As an example, the Bestiary & Fae section had been broken out by regions beasts occupied. That’s great, except it meant a lot of redundant information and wasn’t intuitive. No one wants to find bears in two different locations or saurs (our version of dinosaurs) in multiple locations unless there’s a good reason for it. We wanted people to know what was in which regions since the land is thousands of miles wide and long, but that wasn’t a good enough reason.
We’re now revising the format, using a chart to indicate what’s where so it’s at a glance, and then having it so you can look up the beast alphabetically. We’re trying to ensure we don’t make things needlessly complicated!
Vickey
Tables to the Rescue!
One challenge we’ve had with creating a setting that is independent of any particular system, or systemless, as we call it, is ensuring that the parts that make something cool translate to whatever game mechanics a GM chooses to employ. That means everything from character skills and traits to the difficulty of an encounter, an NPC, or an entire supplement.
After much debate and various angles of looking at the concepts, we’ve come up with two character tables and a three difficulty tables for illustration. Don’t worry, the difficulty tables include two that show how we got at the one that you’ll actually use for gauging how hard a situation is. You don’t need all three.
So what are they? The character creation tables show off Level of Ease (LE) as it pertains to a skill your character has and the degree of an Innate Trait (IT) that your character has. Skills are things you have to learn to do, where traits are those things that are natural part of you. As in spear chucking and athleticism respectively.
The difficulty tables started out with one showing the relationship of the percentage chance of success a character at any given level of experience would have of success in any given situation given its inherent difficulty. A character that’s a rookie pitted against another rookie has a 50% chance of winning the slingshot match. One that’s against an apprentice has a 30% chance. We assigned percentages for 36 match-ups.
After doing that, we still weren’t quite where we wanted to be. Our goal was to have an at-a-glance mechanism to convey difficulty. The percentages were not short enough, and required too much thought for someone who worked eight hours, came home to take care of the house, and only has 20 minutes left before the gamers are going to arrive. Enter the next table: odds!
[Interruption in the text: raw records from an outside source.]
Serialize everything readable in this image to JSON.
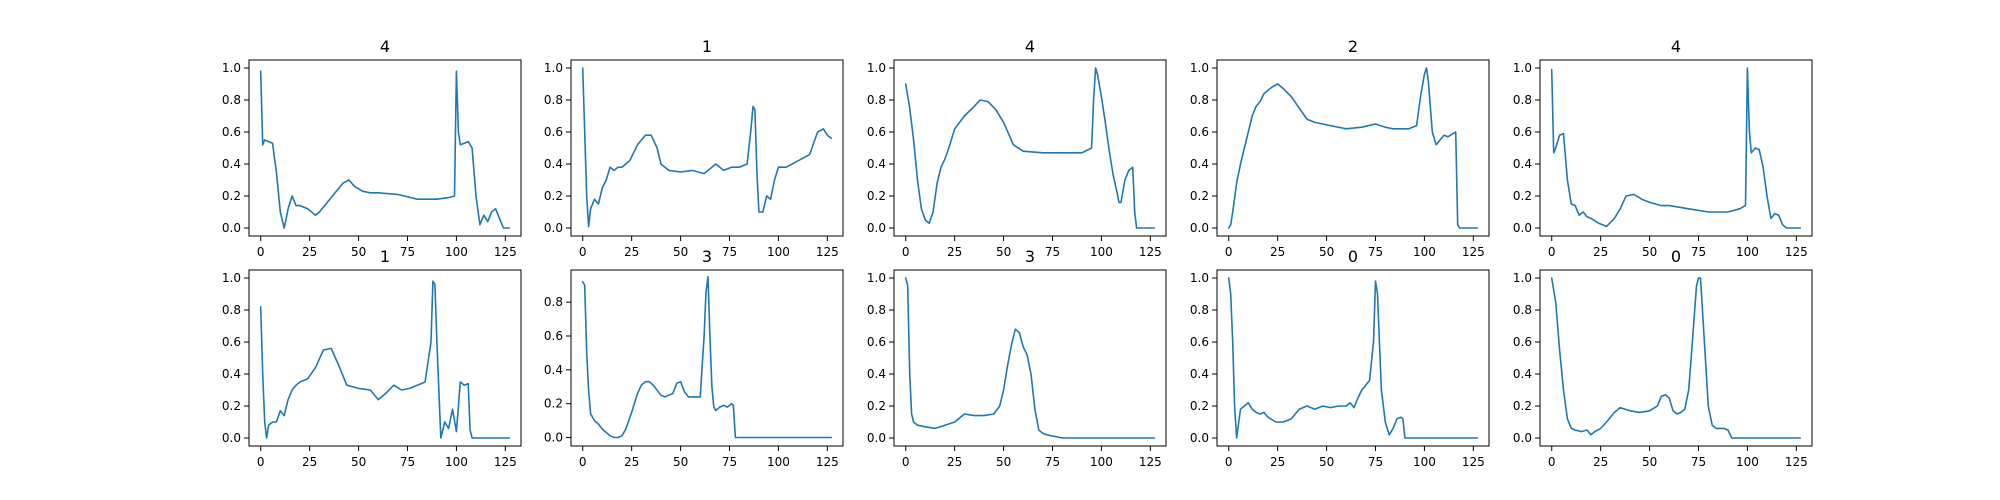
{
  "figure": {
    "line_color": "#1f77b4",
    "background": "#ffffff"
  },
  "chart_data": [
    {
      "type": "line",
      "title": "4",
      "xlim": [
        -6,
        133
      ],
      "ylim": [
        -0.05,
        1.05
      ],
      "xticks": [
        0,
        25,
        50,
        75,
        100,
        125
      ],
      "yticks": [
        0.0,
        0.2,
        0.4,
        0.6,
        0.8,
        1.0
      ],
      "series": [
        {
          "x": [
            0,
            1,
            2,
            4,
            6,
            8,
            10,
            12,
            13,
            14,
            16,
            18,
            20,
            24,
            28,
            30,
            34,
            38,
            42,
            45,
            48,
            52,
            56,
            60,
            70,
            80,
            90,
            96,
            99,
            100,
            101,
            102,
            104,
            106,
            108,
            110,
            112,
            114,
            116,
            118,
            120,
            122,
            124,
            127
          ],
          "y": [
            0.98,
            0.52,
            0.55,
            0.54,
            0.53,
            0.35,
            0.1,
            0.0,
            0.06,
            0.12,
            0.2,
            0.14,
            0.14,
            0.12,
            0.08,
            0.1,
            0.16,
            0.22,
            0.28,
            0.3,
            0.26,
            0.23,
            0.22,
            0.22,
            0.21,
            0.18,
            0.18,
            0.19,
            0.2,
            0.98,
            0.6,
            0.52,
            0.53,
            0.54,
            0.5,
            0.2,
            0.02,
            0.08,
            0.04,
            0.1,
            0.12,
            0.06,
            0.0,
            0.0
          ]
        }
      ]
    },
    {
      "type": "line",
      "title": "1",
      "xlim": [
        -6,
        133
      ],
      "ylim": [
        -0.05,
        1.05
      ],
      "xticks": [
        0,
        25,
        50,
        75,
        100,
        125
      ],
      "yticks": [
        0.0,
        0.2,
        0.4,
        0.6,
        0.8,
        1.0
      ],
      "series": [
        {
          "x": [
            0,
            1,
            2,
            3,
            4,
            6,
            8,
            10,
            12,
            14,
            16,
            18,
            20,
            24,
            28,
            32,
            35,
            38,
            40,
            44,
            50,
            56,
            62,
            68,
            72,
            76,
            80,
            84,
            86,
            87,
            88,
            89,
            90,
            92,
            94,
            96,
            98,
            100,
            104,
            110,
            116,
            120,
            123,
            125,
            127
          ],
          "y": [
            1.0,
            0.6,
            0.2,
            0.01,
            0.12,
            0.18,
            0.15,
            0.25,
            0.3,
            0.38,
            0.36,
            0.38,
            0.38,
            0.42,
            0.52,
            0.58,
            0.58,
            0.5,
            0.4,
            0.36,
            0.35,
            0.36,
            0.34,
            0.4,
            0.36,
            0.38,
            0.38,
            0.4,
            0.62,
            0.76,
            0.74,
            0.35,
            0.1,
            0.1,
            0.2,
            0.18,
            0.3,
            0.38,
            0.38,
            0.42,
            0.46,
            0.6,
            0.62,
            0.58,
            0.56
          ]
        }
      ]
    },
    {
      "type": "line",
      "title": "4",
      "xlim": [
        -6,
        133
      ],
      "ylim": [
        -0.05,
        1.05
      ],
      "xticks": [
        0,
        25,
        50,
        75,
        100,
        125
      ],
      "yticks": [
        0.0,
        0.2,
        0.4,
        0.6,
        0.8,
        1.0
      ],
      "series": [
        {
          "x": [
            0,
            2,
            4,
            6,
            8,
            10,
            12,
            14,
            16,
            18,
            20,
            22,
            25,
            30,
            35,
            38,
            42,
            46,
            50,
            55,
            60,
            70,
            80,
            90,
            95,
            96,
            97,
            98,
            100,
            102,
            104,
            106,
            108,
            109,
            110,
            112,
            114,
            116,
            117,
            118,
            120,
            124,
            127
          ],
          "y": [
            0.9,
            0.75,
            0.55,
            0.3,
            0.12,
            0.05,
            0.03,
            0.1,
            0.28,
            0.38,
            0.43,
            0.5,
            0.62,
            0.7,
            0.76,
            0.8,
            0.79,
            0.74,
            0.66,
            0.52,
            0.48,
            0.47,
            0.47,
            0.47,
            0.5,
            0.8,
            1.0,
            0.96,
            0.82,
            0.66,
            0.48,
            0.33,
            0.22,
            0.16,
            0.16,
            0.3,
            0.36,
            0.38,
            0.1,
            0.0,
            0.0,
            0.0,
            0.0
          ]
        }
      ]
    },
    {
      "type": "line",
      "title": "2",
      "xlim": [
        -6,
        133
      ],
      "ylim": [
        -0.05,
        1.05
      ],
      "xticks": [
        0,
        25,
        50,
        75,
        100,
        125
      ],
      "yticks": [
        0.0,
        0.2,
        0.4,
        0.6,
        0.8,
        1.0
      ],
      "series": [
        {
          "x": [
            0,
            1,
            2,
            4,
            6,
            8,
            10,
            12,
            14,
            16,
            18,
            20,
            22,
            25,
            28,
            32,
            36,
            40,
            44,
            48,
            52,
            60,
            68,
            75,
            80,
            84,
            88,
            92,
            96,
            98,
            100,
            101,
            102,
            104,
            106,
            110,
            112,
            116,
            117,
            118,
            120,
            124,
            127
          ],
          "y": [
            0.0,
            0.02,
            0.1,
            0.28,
            0.4,
            0.5,
            0.6,
            0.7,
            0.76,
            0.79,
            0.84,
            0.86,
            0.88,
            0.9,
            0.87,
            0.82,
            0.75,
            0.68,
            0.66,
            0.65,
            0.64,
            0.62,
            0.63,
            0.65,
            0.63,
            0.62,
            0.62,
            0.62,
            0.64,
            0.82,
            0.96,
            1.0,
            0.92,
            0.6,
            0.52,
            0.58,
            0.57,
            0.6,
            0.02,
            0.0,
            0.0,
            0.0,
            0.0
          ]
        }
      ]
    },
    {
      "type": "line",
      "title": "4",
      "xlim": [
        -6,
        133
      ],
      "ylim": [
        -0.05,
        1.05
      ],
      "xticks": [
        0,
        25,
        50,
        75,
        100,
        125
      ],
      "yticks": [
        0.0,
        0.2,
        0.4,
        0.6,
        0.8,
        1.0
      ],
      "series": [
        {
          "x": [
            0,
            1,
            2,
            4,
            6,
            8,
            10,
            12,
            14,
            16,
            18,
            20,
            24,
            28,
            32,
            35,
            38,
            42,
            46,
            50,
            56,
            60,
            70,
            80,
            90,
            96,
            99,
            100,
            101,
            102,
            104,
            106,
            108,
            110,
            112,
            114,
            116,
            118,
            120,
            124,
            127
          ],
          "y": [
            0.99,
            0.47,
            0.5,
            0.58,
            0.59,
            0.3,
            0.15,
            0.14,
            0.08,
            0.1,
            0.07,
            0.06,
            0.03,
            0.01,
            0.06,
            0.12,
            0.2,
            0.21,
            0.18,
            0.16,
            0.14,
            0.14,
            0.12,
            0.1,
            0.1,
            0.12,
            0.14,
            1.0,
            0.6,
            0.47,
            0.5,
            0.49,
            0.38,
            0.2,
            0.06,
            0.09,
            0.08,
            0.02,
            0.0,
            0.0,
            0.0
          ]
        }
      ]
    },
    {
      "type": "line",
      "title": "1",
      "xlim": [
        -6,
        133
      ],
      "ylim": [
        -0.05,
        1.05
      ],
      "xticks": [
        0,
        25,
        50,
        75,
        100,
        125
      ],
      "yticks": [
        0.0,
        0.2,
        0.4,
        0.6,
        0.8,
        1.0
      ],
      "series": [
        {
          "x": [
            0,
            1,
            2,
            3,
            4,
            6,
            8,
            10,
            12,
            14,
            16,
            18,
            20,
            24,
            28,
            32,
            36,
            40,
            44,
            50,
            56,
            60,
            64,
            68,
            72,
            76,
            80,
            84,
            87,
            88,
            89,
            90,
            92,
            94,
            96,
            98,
            100,
            102,
            104,
            106,
            107,
            108,
            110,
            120,
            127
          ],
          "y": [
            0.82,
            0.4,
            0.1,
            0.0,
            0.08,
            0.1,
            0.1,
            0.17,
            0.14,
            0.24,
            0.3,
            0.33,
            0.35,
            0.37,
            0.44,
            0.55,
            0.56,
            0.45,
            0.33,
            0.31,
            0.3,
            0.24,
            0.28,
            0.33,
            0.3,
            0.31,
            0.33,
            0.35,
            0.6,
            0.98,
            0.96,
            0.6,
            0.0,
            0.1,
            0.06,
            0.18,
            0.04,
            0.35,
            0.33,
            0.34,
            0.05,
            0.0,
            0.0,
            0.0,
            0.0
          ]
        }
      ]
    },
    {
      "type": "line",
      "title": "3",
      "xlim": [
        -6,
        133
      ],
      "ylim": [
        -0.05,
        0.99
      ],
      "xticks": [
        0,
        25,
        50,
        75,
        100,
        125
      ],
      "yticks": [
        0.0,
        0.2,
        0.4,
        0.6,
        0.8
      ],
      "series": [
        {
          "x": [
            0,
            1,
            2,
            3,
            4,
            6,
            8,
            10,
            12,
            14,
            16,
            18,
            20,
            22,
            25,
            28,
            30,
            32,
            34,
            36,
            38,
            40,
            42,
            44,
            46,
            48,
            50,
            52,
            54,
            56,
            58,
            60,
            62,
            63,
            64,
            65,
            66,
            67,
            68,
            70,
            72,
            74,
            76,
            77,
            78,
            80,
            90,
            100,
            110,
            127
          ],
          "y": [
            0.92,
            0.9,
            0.5,
            0.28,
            0.14,
            0.1,
            0.08,
            0.05,
            0.03,
            0.01,
            0.0,
            0.0,
            0.01,
            0.05,
            0.15,
            0.26,
            0.31,
            0.33,
            0.33,
            0.31,
            0.28,
            0.25,
            0.24,
            0.25,
            0.26,
            0.32,
            0.33,
            0.27,
            0.24,
            0.24,
            0.24,
            0.24,
            0.6,
            0.86,
            0.95,
            0.6,
            0.3,
            0.18,
            0.16,
            0.18,
            0.19,
            0.18,
            0.2,
            0.19,
            0.0,
            0.0,
            0.0,
            0.0,
            0.0,
            0.0
          ]
        }
      ]
    },
    {
      "type": "line",
      "title": "3",
      "xlim": [
        -6,
        133
      ],
      "ylim": [
        -0.05,
        1.05
      ],
      "xticks": [
        0,
        25,
        50,
        75,
        100,
        125
      ],
      "yticks": [
        0.0,
        0.2,
        0.4,
        0.6,
        0.8,
        1.0
      ],
      "series": [
        {
          "x": [
            0,
            1,
            2,
            3,
            4,
            6,
            10,
            15,
            20,
            25,
            30,
            35,
            40,
            45,
            48,
            50,
            52,
            54,
            56,
            58,
            60,
            62,
            64,
            66,
            68,
            70,
            72,
            76,
            80,
            90,
            100,
            110,
            120,
            127
          ],
          "y": [
            1.0,
            0.95,
            0.4,
            0.15,
            0.1,
            0.08,
            0.07,
            0.06,
            0.08,
            0.1,
            0.15,
            0.14,
            0.14,
            0.15,
            0.2,
            0.3,
            0.45,
            0.58,
            0.68,
            0.66,
            0.57,
            0.52,
            0.4,
            0.18,
            0.05,
            0.03,
            0.02,
            0.01,
            0.0,
            0.0,
            0.0,
            0.0,
            0.0,
            0.0
          ]
        }
      ]
    },
    {
      "type": "line",
      "title": "0",
      "xlim": [
        -6,
        133
      ],
      "ylim": [
        -0.05,
        1.05
      ],
      "xticks": [
        0,
        25,
        50,
        75,
        100,
        125
      ],
      "yticks": [
        0.0,
        0.2,
        0.4,
        0.6,
        0.8,
        1.0
      ],
      "series": [
        {
          "x": [
            0,
            1,
            2,
            3,
            4,
            6,
            8,
            10,
            12,
            14,
            16,
            18,
            20,
            24,
            28,
            32,
            36,
            40,
            44,
            48,
            52,
            56,
            60,
            62,
            64,
            66,
            68,
            70,
            72,
            74,
            75,
            76,
            77,
            78,
            80,
            82,
            84,
            86,
            88,
            89,
            90,
            100,
            110,
            120,
            127
          ],
          "y": [
            1.0,
            0.9,
            0.6,
            0.2,
            0.0,
            0.18,
            0.2,
            0.22,
            0.18,
            0.16,
            0.15,
            0.16,
            0.13,
            0.1,
            0.1,
            0.12,
            0.18,
            0.2,
            0.18,
            0.2,
            0.19,
            0.2,
            0.2,
            0.22,
            0.19,
            0.25,
            0.3,
            0.33,
            0.36,
            0.6,
            0.98,
            0.9,
            0.6,
            0.3,
            0.1,
            0.02,
            0.06,
            0.12,
            0.13,
            0.12,
            0.0,
            0.0,
            0.0,
            0.0,
            0.0
          ]
        }
      ]
    },
    {
      "type": "line",
      "title": "0",
      "xlim": [
        -6,
        133
      ],
      "ylim": [
        -0.05,
        1.05
      ],
      "xticks": [
        0,
        25,
        50,
        75,
        100,
        125
      ],
      "yticks": [
        0.0,
        0.2,
        0.4,
        0.6,
        0.8,
        1.0
      ],
      "series": [
        {
          "x": [
            0,
            2,
            4,
            6,
            8,
            10,
            12,
            15,
            18,
            20,
            22,
            25,
            28,
            32,
            35,
            40,
            45,
            50,
            54,
            56,
            58,
            60,
            62,
            64,
            66,
            68,
            70,
            72,
            74,
            75,
            76,
            78,
            80,
            82,
            84,
            86,
            88,
            90,
            92,
            94,
            96,
            100,
            110,
            120,
            127
          ],
          "y": [
            1.0,
            0.85,
            0.55,
            0.3,
            0.12,
            0.06,
            0.05,
            0.04,
            0.05,
            0.02,
            0.04,
            0.06,
            0.1,
            0.16,
            0.19,
            0.17,
            0.16,
            0.17,
            0.2,
            0.26,
            0.27,
            0.25,
            0.17,
            0.15,
            0.16,
            0.18,
            0.3,
            0.62,
            0.95,
            1.0,
            1.0,
            0.6,
            0.2,
            0.08,
            0.06,
            0.06,
            0.06,
            0.05,
            0.0,
            0.0,
            0.0,
            0.0,
            0.0,
            0.0,
            0.0
          ]
        }
      ]
    }
  ]
}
On that, we got a bit closer to something that was quick to spot and comprehend. Sometimes folks just find odds easier to deal with than percentages. When you start dealing with things like 13% chance of success, it’s a lot different than when it was 50/50. That wasn’t quite tight enough, though. What we were going for was really a difficulty rating, which odds are not.
Having two tables in front of us, both essentially saying the same thing, we were able to distill that down to single digits that had meaning attached. We finally had our Difficulty Rating (DR). And now you have it, too!